David Corn, in his blog; a rpt. of an article he published in the Nation in 1998 (June 6, 2004):

The firing of the air traffic controllers, winnable nuclear war, recallable nuclear missiles, trees that cause pollution, Elliott Abrams, lying to Congress, ketchup as a vegetable, colluding with Guatemalan thugs, pardons for F.B.I. lawbreakers, voodoo economics, budget deficits, toasts to Ferdinand Marcos, public housing cutbacks, redbaiting the nuclear freeze movement, James Watt.

Getting cozy with Argentine fascist generals, tax credits for segregated schools, disinformation campaigns, "homeless by choice," Manuel Noriega, falling wages, the HUD scandal, air raids on Libya, "constructive engagement" with apartheid South Africa, United States Information Agency, blacklists of liberal speakers, attacks on OSHA and workplace safety, the invasion of Grenada, assassination manuals, Nancy's astrologer.

Drug tests, lie detector tests, Fawn Hall, female appointees (8 percent), mining harbors, the S&L scandal, 239 dead U.S. Marines in Beirut, Al Haig "in control," silence on AIDS, food-stamp reductions, Debategate, White House shredding, Jonas Savimbi, tax cuts for the rich, "mistakes were made."

Michael Deaver's conviction for influence peddling, Lyn Nofziger's conviction for influence peddling, Caspar Weinberger's five-count indictment, Ed Meese ("You don't have many suspects who are innocent of a crime"), Donald Regan (women don't "understand throw-weights"), education cuts, massacres in El Salvador.

"The bombing begins in five minutes," $640 Pentagon toilet seats, African- American judicial appointees (1.9 percent), Reader's Digest, C.I.A.-sponsored car-bombing in Lebanon (more than eighty civilians killed), 200 officials accused of wrongdoing, William Casey, Iran/contra.
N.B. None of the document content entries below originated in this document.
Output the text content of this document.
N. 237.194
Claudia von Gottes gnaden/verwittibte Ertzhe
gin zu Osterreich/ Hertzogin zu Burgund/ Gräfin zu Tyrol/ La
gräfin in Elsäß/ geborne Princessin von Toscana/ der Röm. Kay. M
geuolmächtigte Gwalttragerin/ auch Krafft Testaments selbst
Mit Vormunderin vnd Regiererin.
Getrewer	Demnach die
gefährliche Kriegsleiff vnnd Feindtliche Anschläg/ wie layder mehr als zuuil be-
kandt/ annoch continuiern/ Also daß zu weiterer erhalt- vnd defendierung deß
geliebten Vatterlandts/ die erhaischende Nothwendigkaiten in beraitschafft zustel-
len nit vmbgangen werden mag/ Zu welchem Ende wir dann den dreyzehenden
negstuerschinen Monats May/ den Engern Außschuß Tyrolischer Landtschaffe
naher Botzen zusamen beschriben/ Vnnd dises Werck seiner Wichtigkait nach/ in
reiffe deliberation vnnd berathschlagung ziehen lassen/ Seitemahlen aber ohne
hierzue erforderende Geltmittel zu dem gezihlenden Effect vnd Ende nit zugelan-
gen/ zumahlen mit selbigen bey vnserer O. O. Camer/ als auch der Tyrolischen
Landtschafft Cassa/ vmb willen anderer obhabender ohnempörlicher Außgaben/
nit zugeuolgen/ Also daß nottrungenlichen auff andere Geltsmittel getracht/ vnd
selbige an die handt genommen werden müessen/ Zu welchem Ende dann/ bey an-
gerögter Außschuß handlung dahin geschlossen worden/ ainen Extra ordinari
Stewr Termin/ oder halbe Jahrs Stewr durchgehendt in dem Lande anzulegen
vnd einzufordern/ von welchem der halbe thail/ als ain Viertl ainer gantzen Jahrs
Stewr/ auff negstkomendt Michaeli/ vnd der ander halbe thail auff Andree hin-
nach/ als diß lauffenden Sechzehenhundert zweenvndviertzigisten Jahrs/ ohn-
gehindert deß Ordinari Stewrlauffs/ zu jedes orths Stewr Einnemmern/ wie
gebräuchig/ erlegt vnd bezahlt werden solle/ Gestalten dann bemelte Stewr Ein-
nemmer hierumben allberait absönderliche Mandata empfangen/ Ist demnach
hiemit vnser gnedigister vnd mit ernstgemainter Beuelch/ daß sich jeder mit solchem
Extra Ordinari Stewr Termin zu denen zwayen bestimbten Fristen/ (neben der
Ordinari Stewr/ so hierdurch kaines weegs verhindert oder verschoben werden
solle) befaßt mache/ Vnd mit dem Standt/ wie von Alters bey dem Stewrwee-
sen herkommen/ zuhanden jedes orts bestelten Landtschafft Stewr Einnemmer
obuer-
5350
"Facts are stupid things," three-by-five cards, the MX missile, Bitburg, S.D.I., Robert Bork, naps, Teflon.

Ah, the eighties in American politics... What did the President forget, and when did he forget it?

[identity profile] stone-princess.livejournal.com 2004-06-11 09:50 pm (UTC)(link)
67. Shutting down all funding for mental health and creating the homeless problem by turing people out of institutions.
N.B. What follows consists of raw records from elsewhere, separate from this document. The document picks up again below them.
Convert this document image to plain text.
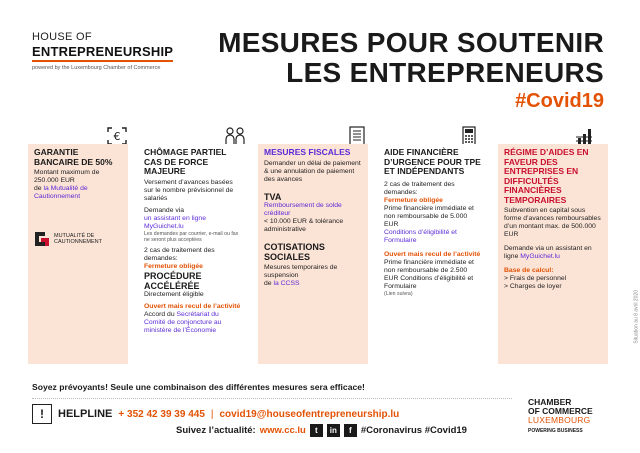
HOUSE OF
ENTREPRENEURSHIP
powered by the Luxembourg Chamber of Commerce
MESURES POUR SOUTENIR
LES ENTREPRENEURS
#Covid19
€
GARANTIE BANCAIRE DE 50%
Montant maximum de 250.000 EUR
de la Mutualité de Cautionnement
MUTUALITÉ DE
CAUTIONNEMENT
CHÔMAGE PARTIEL CAS DE FORCE MAJEURE
Versement d’avances basées sur le nombre prévisionnel de salariés
Demande via
un assistant en ligne MyGuichet.lu
Les demandes par courrier, e-mail ou fax ne seront plus acceptées
2 cas de traitement des demandes:
Fermeture obligée
PROCÉDURE ACCÉLÉRÉE
Directement éligible
Ouvert mais recul de l’activité
Accord du Secrétariat du Comité de conjoncture au ministère de l’Économie
MESURES FISCALES
Demander un délai de paiement & une annulation de paiement des avances
TVA
Remboursement de solde créditeur
< 10.000 EUR & tolérance administrative
COTISATIONS SOCIALES
Mesures temporaires de suspension
de la CCSS
AIDE FINANCIÈRE D’URGENCE POUR TPE ET INDÉPENDANTS
2 cas de traitement des demandes:
Fermeture obligée
Prime financière immédiate et non remboursable de 5.000 EUR
Conditions d’éligibilité et Formulaire
Ouvert mais recul de l’activité
Prime financière immédiate et non remboursable de 2.500 EUR Conditions d’éligibilité et Formulaire
(Lien suivra)
RÉGIME D’AIDES EN FAVEUR DES ENTREPRISES EN DIFFICULTÉS FINANCIÈRES TEMPORAIRES
Subvention en capital sous forme d’avances remboursables d’un montant max. de 500.000 EUR
Demande via un assistant en ligne MyGuichet.lu
Base de calcul:
> Frais de personnel
> Charges de loyer
Situation au 8 avril 2020
Soyez prévoyants! Seule une combinaison des différentes mesures sera efficace!
!	HELPLINE + 352 42 39 39 445 | covid19@houseofentrepreneurship.lu
Suivez l’actualité: www.cc.lu	t	in	f #Coronavirus #Covid19
CHAMBER
OF COMMERCE
LUXEMBOURG
POWERING BUSINESS
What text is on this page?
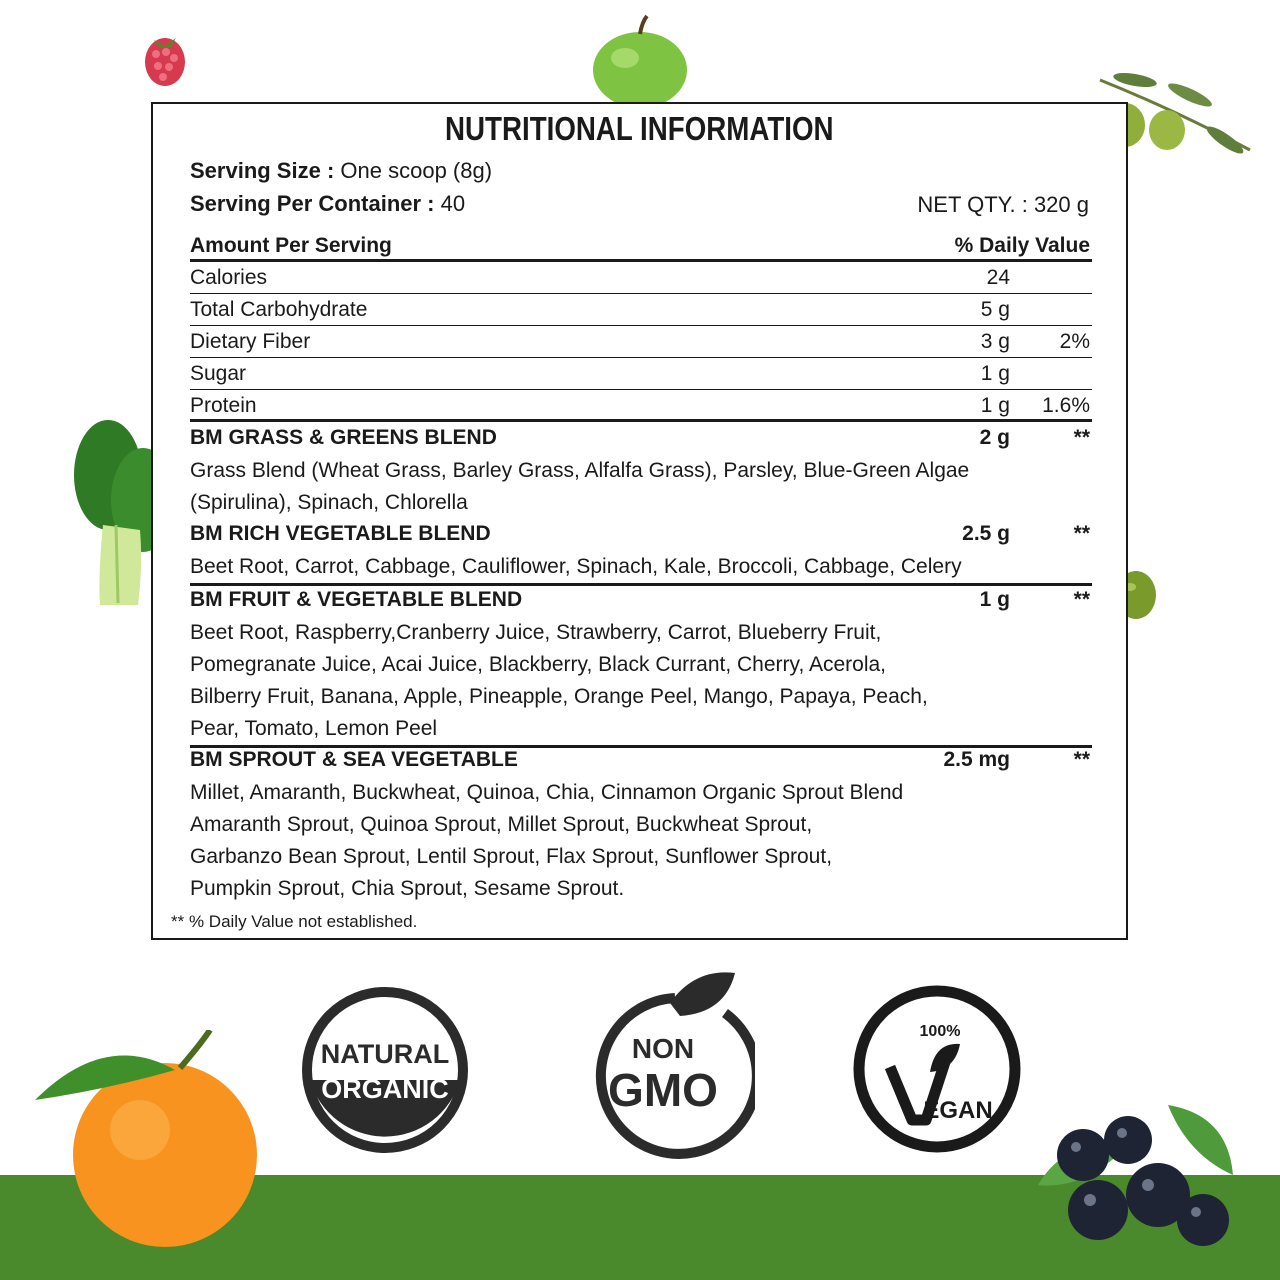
NUTRITIONAL INFORMATION
Serving Size : One scoop (8g)
Serving Per Container : 40	NET QTY. : 320 g
Amount Per Serving	% Daily Value
Calories	24
Total Carbohydrate	5 g
Dietary Fiber	3 g 2%
Sugar	1 g
Protein	1 g 1.6%
BM GRASS & GREENS BLEND	2 g	**
Grass Blend (Wheat Grass, Barley Grass, Alfalfa Grass), Parsley, Blue-Green Algae
(Spirulina), Spinach, Chlorella
BM RICH VEGETABLE BLEND	2.5 g	**
Beet Root, Carrot, Cabbage, Cauliflower, Spinach, Kale, Broccoli, Cabbage, Celery
BM FRUIT & VEGETABLE BLEND	1 g	**
Beet Root, Raspberry,Cranberry Juice, Strawberry, Carrot, Blueberry Fruit,
Pomegranate Juice, Acai Juice, Blackberry, Black Currant, Cherry, Acerola,
Bilberry Fruit, Banana, Apple, Pineapple, Orange Peel, Mango, Papaya, Peach,
Pear, Tomato, Lemon Peel
BM SPROUT & SEA VEGETABLE	2.5 mg	**
Millet, Amaranth, Buckwheat, Quinoa, Chia, Cinnamon Organic Sprout Blend
Amaranth Sprout, Quinoa Sprout, Millet Sprout, Buckwheat Sprout,
Garbanzo Bean Sprout, Lentil Sprout, Flax Sprout, Sunflower Sprout,
Pumpkin Sprout, Chia Sprout, Sesame Sprout.
** % Daily Value not established.
NATURAL
ORGANIC
NON
GMO
100%
EGAN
[identity profile] robertprior.livejournal.com 2004-06-12 06:26 am (UTC)(link)
68. Saving money by cutting TB treatment for homeless, thus causing the emergence of TBMR (which has cost the US economy alone more than 1000 times the money saved).

In fairness, this was a decision of the Reagan administration -- I have no idea whether the man himself knew anything about it. (From my memories of the time, that was something we frequently wondered about a lot of government policies...)

[identity profile] lysana.livejournal.com 2004-06-12 11:45 am (UTC)(link)
Sorry, but Reagan really can't take the fall for that one alone. He may have signed it, but it was the left wing who wanted mandatory hospitalization for mental health issues brought to an end. The funding was not eliminated, either. Cut back, yes, but once it was made possible for people to volunteer to be committed instead of it being mandatory, a lot of people chose not to be institutionalized. Since they really couldn't take care of themselves and their families couldn't have them forcibly hospitalized anymore for anything shy of murderous tendencies, they wound up on the streets. And fewer people in the hospitals meant lower operating costs.